After quietly watching a red sun fall into the black jungle in a spectacular descent, Laki politely said that it was time to listen to his ‘weird music’. It was a ritual time to return to that inner place where all artists feel compelled to retreat. One by one, lamps lit Laki’s jungle in fleeting glimpses of his sculptures, moving leaf and water. As hypnotically bizarre music echoed from speakers scattering the wild, theatrics fed from nature, sound and our imaginations unravelled. His music was a curious mix that reminded us of sound poetry and Dadaist meditations; it transformed everything—living and nonliving— into animated extensions of the jungle. Bathed in that furiously wild music and cinematically placed lights, his metal sculptures seemed to flick, bob and twitch from the corners of our eyes. Even Laki’s pond fish came out to gracefully circle the surface in time with the music or our fancy—we can never be sure. For hours no one spoke.


We realized that we just got a rare entry into the secret place where Laki’s genius was let loose to run free. We’re not sure when he returned from that strange place at all that night. He simply seemed to fade into it, leaving the world behind.

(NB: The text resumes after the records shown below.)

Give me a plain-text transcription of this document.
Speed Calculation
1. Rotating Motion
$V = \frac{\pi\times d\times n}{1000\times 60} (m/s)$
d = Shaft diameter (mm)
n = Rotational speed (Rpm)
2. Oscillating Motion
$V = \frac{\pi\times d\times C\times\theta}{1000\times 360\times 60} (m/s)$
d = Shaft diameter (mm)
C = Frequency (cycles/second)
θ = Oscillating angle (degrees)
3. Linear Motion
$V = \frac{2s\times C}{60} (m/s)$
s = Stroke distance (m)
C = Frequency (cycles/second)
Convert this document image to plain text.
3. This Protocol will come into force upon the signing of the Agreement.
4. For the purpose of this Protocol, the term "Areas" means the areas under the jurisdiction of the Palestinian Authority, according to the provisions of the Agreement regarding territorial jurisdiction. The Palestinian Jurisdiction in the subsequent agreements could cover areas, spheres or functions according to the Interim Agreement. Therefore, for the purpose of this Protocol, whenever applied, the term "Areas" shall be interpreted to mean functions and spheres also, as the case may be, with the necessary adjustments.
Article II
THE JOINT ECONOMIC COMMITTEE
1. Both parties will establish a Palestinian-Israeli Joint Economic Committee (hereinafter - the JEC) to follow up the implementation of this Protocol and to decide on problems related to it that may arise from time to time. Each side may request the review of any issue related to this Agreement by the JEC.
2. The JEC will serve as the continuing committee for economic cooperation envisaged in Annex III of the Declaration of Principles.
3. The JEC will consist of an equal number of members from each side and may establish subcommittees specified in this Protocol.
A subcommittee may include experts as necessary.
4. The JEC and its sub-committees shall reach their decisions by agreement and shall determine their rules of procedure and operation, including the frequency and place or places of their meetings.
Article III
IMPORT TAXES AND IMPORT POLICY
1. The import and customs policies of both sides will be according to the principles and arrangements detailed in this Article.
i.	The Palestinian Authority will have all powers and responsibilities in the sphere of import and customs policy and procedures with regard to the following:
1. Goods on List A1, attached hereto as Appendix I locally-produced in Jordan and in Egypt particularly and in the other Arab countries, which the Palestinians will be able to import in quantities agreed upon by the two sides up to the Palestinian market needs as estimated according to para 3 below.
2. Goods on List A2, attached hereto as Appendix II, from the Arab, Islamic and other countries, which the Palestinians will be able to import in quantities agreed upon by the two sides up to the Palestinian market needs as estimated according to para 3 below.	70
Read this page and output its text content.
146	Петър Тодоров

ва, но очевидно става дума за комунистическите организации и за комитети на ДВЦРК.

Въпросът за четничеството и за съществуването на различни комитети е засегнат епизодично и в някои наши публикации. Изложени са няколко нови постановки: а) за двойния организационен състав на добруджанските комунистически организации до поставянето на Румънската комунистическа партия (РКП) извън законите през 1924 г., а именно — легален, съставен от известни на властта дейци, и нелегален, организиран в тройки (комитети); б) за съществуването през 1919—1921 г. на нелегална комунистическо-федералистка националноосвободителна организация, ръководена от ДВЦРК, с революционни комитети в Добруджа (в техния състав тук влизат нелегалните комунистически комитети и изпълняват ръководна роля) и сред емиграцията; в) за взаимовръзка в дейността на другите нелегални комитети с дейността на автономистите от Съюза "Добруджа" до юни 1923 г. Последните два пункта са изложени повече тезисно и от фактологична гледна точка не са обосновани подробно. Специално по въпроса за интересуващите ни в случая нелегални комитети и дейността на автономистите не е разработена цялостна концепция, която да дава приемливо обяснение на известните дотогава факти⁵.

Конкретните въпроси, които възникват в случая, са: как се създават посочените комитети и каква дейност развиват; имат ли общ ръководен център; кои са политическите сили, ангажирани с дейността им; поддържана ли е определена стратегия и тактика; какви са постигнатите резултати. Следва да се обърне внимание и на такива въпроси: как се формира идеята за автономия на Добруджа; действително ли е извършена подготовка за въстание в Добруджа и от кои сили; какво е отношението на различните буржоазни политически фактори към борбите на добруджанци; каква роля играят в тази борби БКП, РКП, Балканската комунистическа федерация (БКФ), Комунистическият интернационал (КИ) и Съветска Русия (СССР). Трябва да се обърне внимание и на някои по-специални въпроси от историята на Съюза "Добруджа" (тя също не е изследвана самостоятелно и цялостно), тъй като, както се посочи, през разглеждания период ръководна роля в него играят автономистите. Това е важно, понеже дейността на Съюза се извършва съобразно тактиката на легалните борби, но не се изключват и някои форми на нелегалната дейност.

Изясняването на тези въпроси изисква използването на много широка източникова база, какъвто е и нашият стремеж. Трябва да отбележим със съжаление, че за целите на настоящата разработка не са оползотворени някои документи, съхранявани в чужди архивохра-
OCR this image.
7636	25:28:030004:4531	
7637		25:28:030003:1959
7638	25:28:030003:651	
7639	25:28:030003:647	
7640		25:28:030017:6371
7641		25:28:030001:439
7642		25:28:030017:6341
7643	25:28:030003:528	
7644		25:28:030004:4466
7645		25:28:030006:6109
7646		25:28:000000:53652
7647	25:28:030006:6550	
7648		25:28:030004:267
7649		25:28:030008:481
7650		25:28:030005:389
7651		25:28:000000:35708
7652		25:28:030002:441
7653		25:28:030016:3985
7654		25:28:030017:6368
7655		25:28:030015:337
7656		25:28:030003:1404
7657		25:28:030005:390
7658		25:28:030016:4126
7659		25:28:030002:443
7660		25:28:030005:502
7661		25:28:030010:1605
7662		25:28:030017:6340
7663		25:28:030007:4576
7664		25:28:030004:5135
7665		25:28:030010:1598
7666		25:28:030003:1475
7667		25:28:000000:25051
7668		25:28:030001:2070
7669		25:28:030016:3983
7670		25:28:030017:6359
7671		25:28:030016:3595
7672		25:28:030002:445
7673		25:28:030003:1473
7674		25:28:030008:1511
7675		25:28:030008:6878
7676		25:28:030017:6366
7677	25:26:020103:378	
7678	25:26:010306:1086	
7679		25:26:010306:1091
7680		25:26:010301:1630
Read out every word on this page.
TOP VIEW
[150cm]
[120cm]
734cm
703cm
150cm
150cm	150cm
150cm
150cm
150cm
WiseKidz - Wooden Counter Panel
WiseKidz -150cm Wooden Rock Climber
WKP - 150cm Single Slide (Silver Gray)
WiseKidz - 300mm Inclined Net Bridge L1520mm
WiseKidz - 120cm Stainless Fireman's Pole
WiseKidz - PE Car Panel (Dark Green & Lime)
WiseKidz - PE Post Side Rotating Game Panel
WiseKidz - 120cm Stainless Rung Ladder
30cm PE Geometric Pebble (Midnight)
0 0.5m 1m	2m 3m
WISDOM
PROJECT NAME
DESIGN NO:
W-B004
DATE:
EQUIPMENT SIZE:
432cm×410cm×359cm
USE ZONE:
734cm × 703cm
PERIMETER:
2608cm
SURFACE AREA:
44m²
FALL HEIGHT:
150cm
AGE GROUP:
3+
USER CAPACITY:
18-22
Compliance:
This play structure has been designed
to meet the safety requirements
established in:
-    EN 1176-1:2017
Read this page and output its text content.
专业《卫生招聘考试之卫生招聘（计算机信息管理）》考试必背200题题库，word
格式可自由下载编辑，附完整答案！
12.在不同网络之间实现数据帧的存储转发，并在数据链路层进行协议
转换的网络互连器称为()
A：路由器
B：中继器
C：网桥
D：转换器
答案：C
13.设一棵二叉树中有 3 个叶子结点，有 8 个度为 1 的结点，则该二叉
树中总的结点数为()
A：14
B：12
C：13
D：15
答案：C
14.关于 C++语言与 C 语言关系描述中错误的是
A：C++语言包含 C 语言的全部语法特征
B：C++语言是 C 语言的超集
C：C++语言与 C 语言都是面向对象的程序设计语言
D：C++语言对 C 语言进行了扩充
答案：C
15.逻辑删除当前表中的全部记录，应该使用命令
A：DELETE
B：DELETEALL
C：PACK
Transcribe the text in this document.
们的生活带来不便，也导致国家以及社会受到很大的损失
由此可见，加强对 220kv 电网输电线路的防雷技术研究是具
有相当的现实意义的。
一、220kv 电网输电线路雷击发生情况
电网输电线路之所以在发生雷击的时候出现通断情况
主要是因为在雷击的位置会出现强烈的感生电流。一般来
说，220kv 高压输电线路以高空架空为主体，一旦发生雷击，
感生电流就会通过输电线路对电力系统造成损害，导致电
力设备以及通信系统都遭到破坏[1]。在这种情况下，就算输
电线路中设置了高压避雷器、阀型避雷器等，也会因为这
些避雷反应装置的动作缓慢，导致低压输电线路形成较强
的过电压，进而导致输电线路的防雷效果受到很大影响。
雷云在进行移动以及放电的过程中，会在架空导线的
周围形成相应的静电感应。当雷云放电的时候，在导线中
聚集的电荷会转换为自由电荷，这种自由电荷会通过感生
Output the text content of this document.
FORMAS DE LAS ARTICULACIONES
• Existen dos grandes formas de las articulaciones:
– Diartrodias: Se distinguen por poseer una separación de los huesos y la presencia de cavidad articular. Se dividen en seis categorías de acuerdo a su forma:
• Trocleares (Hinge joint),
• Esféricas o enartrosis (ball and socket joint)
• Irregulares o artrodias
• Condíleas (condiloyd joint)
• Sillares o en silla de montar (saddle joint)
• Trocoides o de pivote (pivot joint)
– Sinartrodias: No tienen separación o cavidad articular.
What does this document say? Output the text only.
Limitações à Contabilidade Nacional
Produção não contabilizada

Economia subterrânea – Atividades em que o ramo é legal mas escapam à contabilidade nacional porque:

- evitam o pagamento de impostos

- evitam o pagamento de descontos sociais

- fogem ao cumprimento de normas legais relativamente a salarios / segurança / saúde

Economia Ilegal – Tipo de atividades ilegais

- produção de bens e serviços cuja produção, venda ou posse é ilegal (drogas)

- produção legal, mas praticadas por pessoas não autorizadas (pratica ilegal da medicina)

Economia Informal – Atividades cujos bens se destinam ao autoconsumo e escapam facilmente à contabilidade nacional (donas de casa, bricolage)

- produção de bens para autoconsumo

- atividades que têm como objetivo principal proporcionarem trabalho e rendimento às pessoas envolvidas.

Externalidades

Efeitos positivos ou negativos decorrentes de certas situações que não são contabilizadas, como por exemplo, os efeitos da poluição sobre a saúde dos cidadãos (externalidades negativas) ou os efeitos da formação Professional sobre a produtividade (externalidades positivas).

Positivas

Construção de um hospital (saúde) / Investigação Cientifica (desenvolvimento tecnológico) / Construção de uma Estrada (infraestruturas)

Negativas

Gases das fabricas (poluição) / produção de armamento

Long after we left Laki in his jungle, the lesson he gave us remains. This lesson on what it means to live a creative life—like all lessons given by great masters—was not taught in words or actions. It was something that penetrated us from his being. From Laki, we learnt that creativity is a wild bird. You may analyze its habitat, build charts about its behaviour, and write books about its biology; but to know the wild bird, you must simply visit the jungle. You have to return to the wilderness again and again; and, to have it come perch on your shoulder, you must become as wild and as unlearned as the jungle. Laki taught us that creativity is the most natural thing that there is. It’s the way of the world that recycles life and death; it’s the way of the jungle that’s far stranger than fiction. Yes, creativity is a wild bird. It permanently altered our very perceptions about what it means to inhabit this world as creators.


This is why when we think of what it means to live a creative life,  we like to remember Laki on his balcony, whistling with a bird. He knew that creativity was not a secret, but simply naked nature—wild, practical, genius. 


Rest wild Laki; thanks for pointing to us where the wild birds live.